Pourtant, je rencontre des problèmes avec l’administration au sujet de la continuité écologique alors qu’il existe un barrage de plus de 50 mètres de haut en amont de mon petit seuil (…) je ne sais pas qui empêche le plus les pêcheurs de pêcher le long du cours d’eau et les poissons de circuler ?»

 

Envoyé : lundi 8 avril 2019

Objet : Petite Hydro Electricité
M le Député,

Ce message pour vous exprimer ma profonde déception suite aux propos tenus par M. de Rugy concernant la petite hydroélectricité, dont vous avez certainement eu des échos. Propos d'autant plus décevants qu'ils émanent de la bouche d'un ministre bien mal informé.

Je possède un moulin qui a cessé son activité en 212, converti depuis en production hydroélectrique, ce qui m'a permis de faire travailler des entreprises locales et surtout d'éviter que ce site séculaire ne devienne une friche industrielle sans âme.
De plus, mon moulin n'a jamais bloqué les pêcheurs ! A l'inverse des grands barrages de 60 mètres de hauteur.

Or on favorise la destruction non justifiée de ces petits seuils à grands coups d'argent publique au lieu d'aider à leurs mises aux normes à la charge des propriétaires. Néanmoins, je suis fier de ma production d'énergie verte et ne comprends pas l'attitude irresponsable de certains élus de la république, encore plus d'un ministre et ce mépris affiché pour nos entreprises.

Espérant être entendu, vous remerciant de l'attention portée à ce message,

Veuillez croire, Monsieur de Député, en mes meilleurs sentiments.

 

envoyé : 8 avril 2019 à 22:13
de :
à : julien.borowczyk.an@gmail.com
objet : déclaration de monsieur de Rugy
Monsieur le député
Nous habitons dans un moulin ancien à ….  Celui-ci construit en 1426 produit de l'électricité utilisée en chauffage et éclairage sans vente de courant. Notre empreinte carbone est pratiquement nulle une grande partie de l'année. Le bief contribue à la vie des zones humides et nous entretenons ce patrimoine.

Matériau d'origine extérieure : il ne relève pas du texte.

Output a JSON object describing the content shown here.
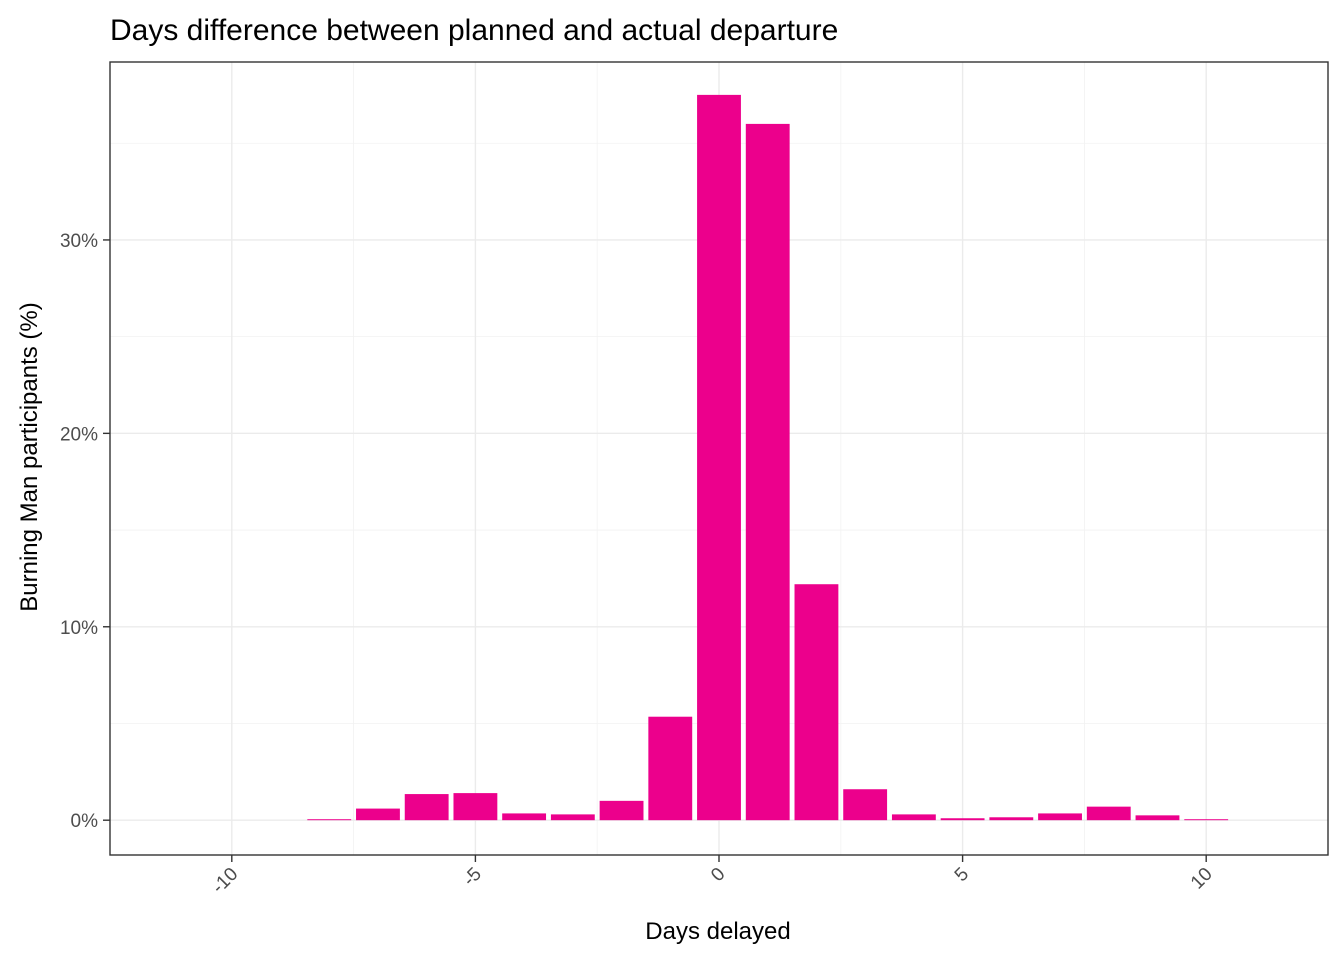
{
  "chart_data": {
    "type": "bar",
    "title": "Days difference between planned and actual departure",
    "xlabel": "Days delayed",
    "ylabel": "Burning Man participants (%)",
    "x": [
      -8,
      -7,
      -6,
      -5,
      -4,
      -3,
      -2,
      -1,
      0,
      1,
      2,
      3,
      4,
      5,
      6,
      7,
      8,
      9,
      10
    ],
    "values": [
      0.05,
      0.6,
      1.35,
      1.4,
      0.35,
      0.3,
      1.0,
      5.35,
      37.5,
      36.0,
      12.2,
      1.6,
      0.3,
      0.1,
      0.15,
      0.35,
      0.7,
      0.25,
      0.05
    ],
    "xlim": [
      -12.5,
      12.5
    ],
    "ylim": [
      -1.8,
      39.2
    ],
    "x_ticks": [
      -10,
      -5,
      0,
      5,
      10
    ],
    "x_tick_labels": [
      "-10",
      "-5",
      "0",
      "5",
      "10"
    ],
    "y_ticks": [
      0,
      10,
      20,
      30
    ],
    "y_tick_labels": [
      "0%",
      "10%",
      "20%",
      "30%"
    ],
    "bar_color": "#EC008C",
    "grid": true,
    "legend": "none"
  }
}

Ce moulin, qui a fonctionné près de 600 ans sans problème écologique, a toutefois été obligé de se mettre en conformité pour satisfaire de nouvelles règlementations, sinon c'était la perspective de la destruction de l’ouvrage.
Après de nombreux palabres, des rencontres avec la police de l'eau, des plans refusés plusieurs fois et à refaire, nous sommes enfin en règle…avec un gaspillage d'argent de part et d'autre (…)

Un exposé de Monsieur le Ministre de l'écologie nous a plus que surpris (...) cette affirmation mensongère et tendancieuse suggère de bons et mauvais kW: les kW  d’EDF seraient vertueux mais les kW du peuple des meuniers sont l'objet de son dédain.
Je me suis rendu sur le barrage de la Baune à Sail sous Couzan, barrage EDF. Une pancarte accès interdit au-dessus d'un barrage d'une dizaine de mètres de haut bouche la vallée.
Aucune passe à poissons, pas de dévalaison, la loi n'est pas la même pour tous les ouvrages.
Sur le site de notre moulin il n'y a pas de pancarte, les pêcheurs et promeneurs circulent, le ministre a inversé les nuisances.
Je compte sur vous pour éclairer Monsieur de Rugy et vous invite dans notre moulin si vous le désirez.